A first part comprising an ionic liquid selected from ;
(Ii) a second part comprising an oxidation catalyst;
(Iii) A kit comprising an oxygen source as a third part. The kit of claim 9, wherein the oxidation catalyst is combined with the first part. The kit according to claim 9 or 10, wherein the oxidation catalyst is a lanthanide salt or a transition metal salt. 12. The oxygen source according to any one of claims 9 to 11, wherein the oxygen source is selected from hydrogen peroxide, hydrogen peroxide releasing compounds, salts with halogenoxyanions, organic hydroperoxides, organic peroxyacids, or organic peroxyacid salts.

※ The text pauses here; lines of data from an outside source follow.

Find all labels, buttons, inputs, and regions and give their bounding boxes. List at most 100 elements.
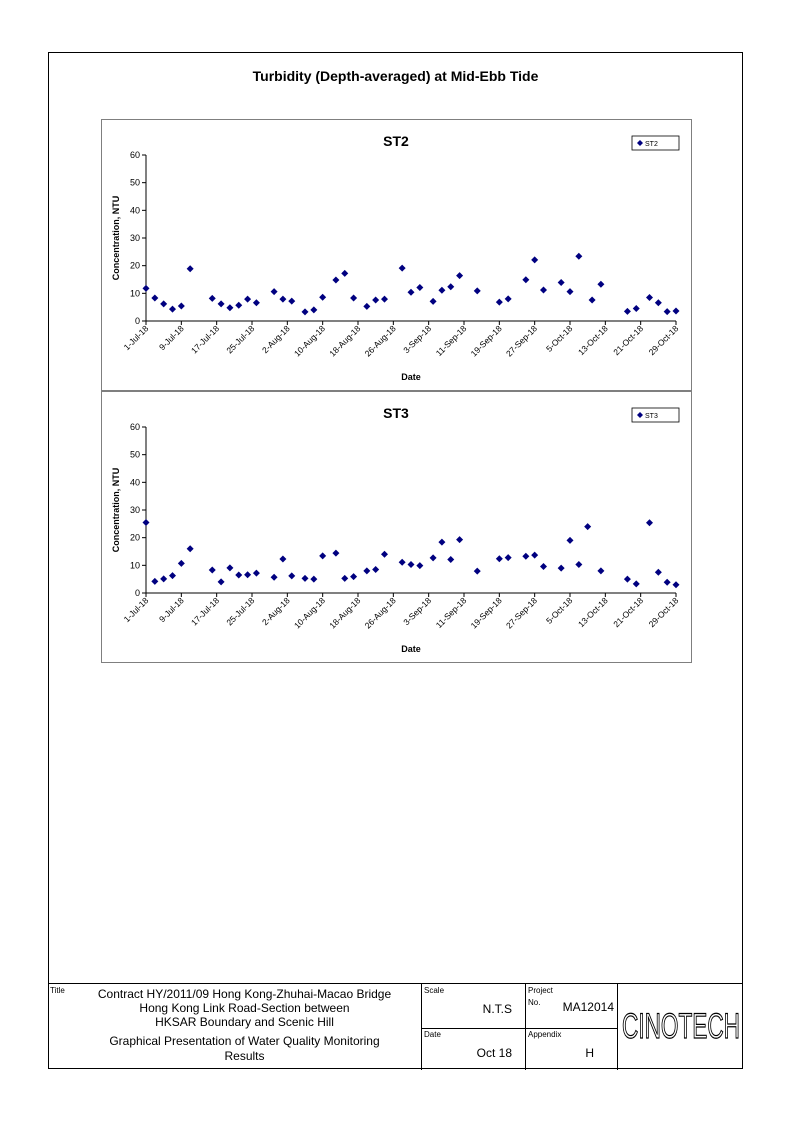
data-point bbox=[244, 571, 252, 579]
data-point bbox=[151, 577, 159, 585]
data-point bbox=[456, 272, 464, 280]
appendix-value: H bbox=[585, 1046, 594, 1060]
x-tick-label: 3-Sep-18 bbox=[401, 595, 433, 627]
x-tick-label: 29-Oct-18 bbox=[647, 323, 681, 357]
x-tick-label: 29-Oct-18 bbox=[647, 595, 681, 629]
legend-box bbox=[631, 135, 680, 151]
y-tick-label: 40 bbox=[130, 477, 140, 487]
x-tick-label: 21-Oct-18 bbox=[611, 323, 645, 357]
data-point bbox=[566, 536, 574, 544]
data-point bbox=[301, 574, 309, 582]
data-point bbox=[575, 252, 583, 260]
title-label: Title bbox=[50, 986, 65, 995]
legend-label: ST3 bbox=[645, 413, 658, 420]
x-tick-label: 17-Jul-18 bbox=[189, 595, 221, 627]
y-tick-label: 30 bbox=[130, 505, 140, 515]
data-point bbox=[531, 551, 539, 559]
y-tick-label: 10 bbox=[130, 560, 140, 570]
data-point bbox=[381, 550, 388, 558]
x-tick-label: 5-Oct-18 bbox=[544, 595, 575, 626]
data-point bbox=[646, 519, 653, 527]
appendix-label: Appendix bbox=[528, 1030, 562, 1039]
title-block: Title Contract HY/2011/09 Hong Kong-Zhuh… bbox=[48, 983, 743, 1070]
x-tick-label: 13-Oct-18 bbox=[576, 323, 610, 357]
x-tick-label: 9-Jul-18 bbox=[157, 323, 186, 352]
x-tick-label: 17-Jul-18 bbox=[189, 323, 221, 355]
data-point bbox=[160, 300, 168, 308]
data-point bbox=[438, 538, 446, 546]
data-point bbox=[416, 284, 424, 292]
data-point bbox=[372, 565, 380, 573]
x-tick-label: 26-Aug-18 bbox=[363, 595, 398, 630]
data-point bbox=[416, 562, 424, 570]
x-tick-label: 1-Jul-18 bbox=[122, 595, 151, 624]
data-point bbox=[363, 302, 371, 310]
y-tick-label: 10 bbox=[130, 288, 140, 298]
x-tick-label: 18-Aug-18 bbox=[327, 323, 362, 358]
page-frame bbox=[48, 52, 743, 1069]
data-point bbox=[301, 308, 309, 316]
data-point bbox=[217, 300, 225, 308]
data-point bbox=[473, 567, 481, 575]
date-label: Date bbox=[424, 1030, 441, 1039]
data-point bbox=[186, 265, 194, 273]
date-value: Oct 18 bbox=[476, 1046, 512, 1060]
y-axis-label: Concentration, NTU bbox=[111, 468, 121, 553]
legend-marker bbox=[637, 140, 643, 146]
data-point bbox=[654, 299, 662, 307]
page-title: Turbidity (Depth-averaged) at Mid-Ebb Ti… bbox=[252, 68, 539, 84]
data-point bbox=[332, 549, 340, 557]
data-point bbox=[226, 304, 234, 312]
data-point bbox=[672, 581, 680, 589]
contract-title: Contract HY/2011/09 Hong Kong-Zhuhai-Mac… bbox=[48, 987, 421, 1029]
y-tick-label: 20 bbox=[130, 533, 140, 543]
no-label: No. bbox=[528, 998, 541, 1007]
data-point bbox=[363, 567, 371, 575]
data-point bbox=[177, 302, 185, 310]
y-tick-label: 0 bbox=[135, 316, 140, 326]
data-point bbox=[310, 306, 318, 314]
y-tick-label: 60 bbox=[130, 422, 140, 432]
x-tick-label: 25-Jul-18 bbox=[224, 595, 256, 627]
data-point bbox=[398, 558, 406, 566]
y-tick-label: 60 bbox=[130, 150, 140, 160]
title-line-1: Contract HY/2011/09 Hong Kong-Zhuhai-Mac… bbox=[97, 987, 392, 1001]
data-point bbox=[169, 305, 176, 313]
legend-label: ST2 bbox=[645, 141, 658, 148]
x-axis-label: Date bbox=[401, 644, 421, 654]
data-point bbox=[429, 554, 437, 562]
data-point bbox=[522, 276, 530, 284]
x-tick-label: 10-Aug-18 bbox=[292, 323, 327, 358]
title-line-3: HKSAR Boundary and Scenic Hill bbox=[155, 1015, 334, 1029]
data-point bbox=[588, 296, 596, 304]
data-point bbox=[663, 308, 671, 316]
data-point bbox=[186, 545, 194, 553]
data-point bbox=[372, 296, 380, 304]
project-label: Project bbox=[528, 986, 553, 995]
data-point bbox=[522, 552, 530, 560]
y-axis-label: Concentration, NTU bbox=[111, 196, 121, 281]
x-tick-label: 10-Aug-18 bbox=[292, 595, 327, 630]
x-axis-label: Date bbox=[401, 372, 421, 382]
divider bbox=[421, 1028, 617, 1029]
data-point bbox=[663, 578, 671, 586]
title-line-2: Hong Kong Link Road-Section between bbox=[139, 1001, 350, 1015]
data-point bbox=[646, 293, 653, 301]
data-point bbox=[332, 276, 340, 284]
x-tick-label: 19-Sep-18 bbox=[469, 595, 504, 630]
cinotech-logo: CINOTECH bbox=[621, 1006, 740, 1046]
data-point bbox=[169, 572, 176, 580]
x-tick-label: 11-Sep-18 bbox=[434, 323, 469, 358]
data-point bbox=[540, 562, 547, 570]
data-point bbox=[447, 283, 455, 291]
x-tick-label: 2-Aug-18 bbox=[260, 595, 292, 627]
chart-st2: ST2 0 10 20 30 40 50 60 1-Jul-18 9-Jul-18 17-Jul-1… bbox=[101, 119, 692, 391]
data-point bbox=[429, 297, 437, 305]
data-point bbox=[632, 580, 640, 588]
data-point bbox=[504, 554, 512, 562]
data-point bbox=[279, 555, 287, 563]
chart-title: ST2 bbox=[383, 133, 409, 149]
data-point bbox=[252, 569, 260, 577]
company-logo: CINOTECH bbox=[619, 1006, 743, 1049]
legend-box bbox=[631, 407, 680, 423]
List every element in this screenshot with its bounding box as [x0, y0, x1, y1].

The described kit. (I) an ionic liquid having the formula [Cat] ⁺ [X] ⁻ , wherein
^{[Cat] +} is,

Selected from
[X] ^- it is,

An ionic liquid selected from ;
(Ii) A composition comprising one or more natural or modified enzymes selected from the group consisting of laccase, peroxidase, lipoxygenase and ligninase. The following formula:
[Cat] ⁺ [X] ⁻
[Wherein [Cat] ⁺ is a cationic species and [X] ⁻ is an anionic species]
Have
^{[Cat] +} is,

Selected from
[X] ^- it is,

Use of an ionic liquid selected from to remove chewing gum residue from a substrate. Use according to claim 14, wherein the ionic liquid has a melting point of less than 40C.